而他胳膊上的斑块,正以肉眼可见的速度蔓延,往心口爬去。
第五章:山骨生花
陈砚想逃,却发现脚已经嵌进了土里,像长出了根。老松(或者说那具石头骨架)一步步逼近,手里拎着根石笋,尖端闪着寒光。
“松砚当年就是这样。”老松说,“他以为能毁掉活石,结果被山缠住,变成了涧边的第一丛青苔。你看,他现在还在笑呢。”
陈砚看向涧边,那里的青苔果然拼出了张笑脸,像松砚日记里画的那样。
“为什么是我?”陈砚的声音发哑,胸口的玉佩烫得像火。
“因为你爹偷了山的‘魂’。”老松举起石笋,“他以为带着半块玉佩就能逃,却不知道陈家的血早就和山的骨融为一体。你生下来,就是为了还给山的。”
石笋刺进陈砚胸口的瞬间,他听见无数声音在耳边响起——父亲的、松砚的、还有无数陌生的声音,都在说“不疼了”“变成山吧”。他看见自己的血渗进土里,和迷魂涧下的活石连在一起,活石上的红色纹路越来越亮,像在“呼吸”。

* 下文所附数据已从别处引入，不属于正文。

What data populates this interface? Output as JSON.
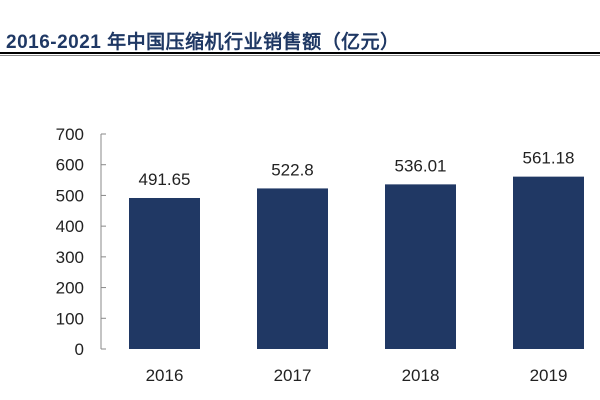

他突然笑了,用最后一丝力气拔出胸口的石笋,刺向老松(石头骨架)的“心口”——那里嵌着半块玉佩,松砚的那半。
“松砚,你看,我们一起‘换’它。”
老松的“身体”瞬间崩裂,无数青黑色的石头滚进迷魂涧,激起墨绿色的水花。活石的红色纹路开始变淡,陈砚感觉身体里的“根”在萎缩。
但他知道太晚了——他的半边身子已经变成了石头,和山的“骨缝”连在了一起。他看着自己的手变成青黑色,慢慢长出石笋,像松砚日记里画的“山的手臂”。
“原来……没有谁能换山。”陈砚笑了,咳出一口血,落在石头上,开出一朵暗红色的花,“我们……都只是山长出来的……新骨头。”
最后一刻,他看见迷魂涧的水变成了血红色,涧边的青苔越长越盛,慢慢覆盖了他和松砚的“骨头”,拼出完整的“砚”字。而老松崩裂的石头缝隙里,长出了新的青苔,像在孕育新的“守山人”。
山风吹过,涧水发出呜咽声,像无数人在笑,又像无数人在哭。远处的黑龙山,轮廓在暮色里越来越清晰,像具终于“吃饱”的活尸,静静卧在那里,等着下一个带着玉佩的“血亲”。
而陈砚的画夹,掉在涧边的泥土里,里面的《山魂》系列最后一页,不知何时多了幅画:两座青山依偎在一起,山缝里长出无数只手,都举着半块玉佩,朝着同一个方向——天空,或者说,山的“嘴”。
画的落款,是两个重叠的名字:陈砚,松砚。